B-Movie Bullsh*t
Part Twelve
Sssssss
(1973)
Synopsis
Late at night a carnie named Kogen arrives at the home of famous herpetologist Dr. Carl Stoner to pick up a mysterious package that appears to contain some large, unseen animal. The next day Stoner visits Dr. Daniels, the chairman of the university’s zoological department. He’s come to request an extension on his research grant and to find someone to replace Tim, his student assistant who appears to have taken off without notice. Daniels can’t guarantee the grant, but he does recommend David Blake for the assistant position. David eagerly accepts and drives with Stoner to his isolated house and its basement laboratory. There he meets Kristina, Stoner’s attractive daughter, who’s surprised to learn of Tim’s unexplained disappearance. After showing David his impressive collection of snakes, including a black mamba and king cobra, Stoner gives him an injection he says is meant to protect him from venomous bites. Over the following weeks, David and Kristina start falling in love—a development her father strong disapproves of. David starts showing strange physical changes that the doctor insists are normal reactions to the injections, but the truth of what’s happening to him can be found at the freak show of a local carnival, where the half-man, half-snake is far more realistic than nature would ever allow. The depth of Stoner’s madness is proven when he sneaks into the room of a local football hero and slips the black mamba into the jock’s shower in order to get revenge for the death of his beloved pet python. On the final day of David’s transformation, Stoner sends Kristina away on a wild goose chase so he can attend to the creation of the first snake with a human mind. Doing this also requires that he feed Dr. Daniels to a large snake in his storm cellar. Unlike Tim, David’s metamorphosis proves successful and Stoner chooses to celebrate by gloating about his achievement to his king cobra, which ends with him being repeatedly bitten. Kristina finds her father dead in their backyard, and—having learned about what happened to Tim—realizes that the new king cobra in their lab is her boyfriend who—as the movie ends—is threatened by both an attacking mongoose and the gun of the local sheriff.

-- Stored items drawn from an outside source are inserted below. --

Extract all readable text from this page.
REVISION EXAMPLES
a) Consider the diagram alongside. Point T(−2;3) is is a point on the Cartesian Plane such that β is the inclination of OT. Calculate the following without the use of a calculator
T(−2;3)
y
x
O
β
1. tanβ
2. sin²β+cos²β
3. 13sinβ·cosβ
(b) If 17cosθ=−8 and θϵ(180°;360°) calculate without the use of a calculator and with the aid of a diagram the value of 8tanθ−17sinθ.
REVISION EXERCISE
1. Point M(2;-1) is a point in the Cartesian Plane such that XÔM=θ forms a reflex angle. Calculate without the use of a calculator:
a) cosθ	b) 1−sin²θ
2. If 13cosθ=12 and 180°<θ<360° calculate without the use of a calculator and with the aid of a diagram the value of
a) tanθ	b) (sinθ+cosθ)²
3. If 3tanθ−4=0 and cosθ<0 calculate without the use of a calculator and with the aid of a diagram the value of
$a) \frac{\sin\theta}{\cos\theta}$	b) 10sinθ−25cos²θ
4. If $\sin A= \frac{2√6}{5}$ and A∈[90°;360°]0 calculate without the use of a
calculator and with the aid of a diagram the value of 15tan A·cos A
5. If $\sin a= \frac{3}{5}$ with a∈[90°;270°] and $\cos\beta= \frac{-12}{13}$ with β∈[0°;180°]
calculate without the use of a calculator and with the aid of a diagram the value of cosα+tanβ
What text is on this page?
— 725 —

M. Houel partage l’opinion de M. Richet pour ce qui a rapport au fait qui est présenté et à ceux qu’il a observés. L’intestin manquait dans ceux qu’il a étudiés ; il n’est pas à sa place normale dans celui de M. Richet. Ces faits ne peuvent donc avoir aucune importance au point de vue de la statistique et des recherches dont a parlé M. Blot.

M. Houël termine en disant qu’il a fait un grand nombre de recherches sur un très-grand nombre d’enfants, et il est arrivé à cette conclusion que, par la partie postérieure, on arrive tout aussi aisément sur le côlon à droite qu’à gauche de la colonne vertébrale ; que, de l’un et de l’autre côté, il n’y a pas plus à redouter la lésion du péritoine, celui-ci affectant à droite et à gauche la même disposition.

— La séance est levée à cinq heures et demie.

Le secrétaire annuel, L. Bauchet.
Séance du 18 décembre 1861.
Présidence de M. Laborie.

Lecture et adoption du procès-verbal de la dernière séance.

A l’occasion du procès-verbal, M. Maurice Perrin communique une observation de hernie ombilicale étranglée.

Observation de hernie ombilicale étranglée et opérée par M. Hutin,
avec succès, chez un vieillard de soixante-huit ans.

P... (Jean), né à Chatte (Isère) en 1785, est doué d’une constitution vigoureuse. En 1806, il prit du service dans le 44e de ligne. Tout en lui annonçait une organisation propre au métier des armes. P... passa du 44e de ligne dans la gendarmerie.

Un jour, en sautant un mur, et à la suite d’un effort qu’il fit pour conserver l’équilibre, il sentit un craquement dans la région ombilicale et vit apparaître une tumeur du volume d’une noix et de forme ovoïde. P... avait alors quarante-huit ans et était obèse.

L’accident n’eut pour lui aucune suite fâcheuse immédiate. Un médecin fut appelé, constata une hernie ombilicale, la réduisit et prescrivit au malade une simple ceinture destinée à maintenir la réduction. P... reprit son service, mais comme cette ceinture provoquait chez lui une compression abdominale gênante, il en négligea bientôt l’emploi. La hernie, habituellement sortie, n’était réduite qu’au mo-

Sssssss was the first movie made by the famous producing team of Richard D. Zanuck and David Brown. The two of them first worked together as executives at 20th Century Fox, the studio founded by Zanuck’s legendary father, Darryl. As far as cult film fans are concerned their most important achievements during this period were Planet of the Apes, Beyond the Valley of the Dolls, and the infamous WWTTM (What Were They Thinking? Movie) disaster, Myra Breckenridge. As independent producers they wouldn’t hit the big time until two years after Sssssss, when they helped changed cinema forever with another scary animal movie—Steven Spielberg’s Jaws.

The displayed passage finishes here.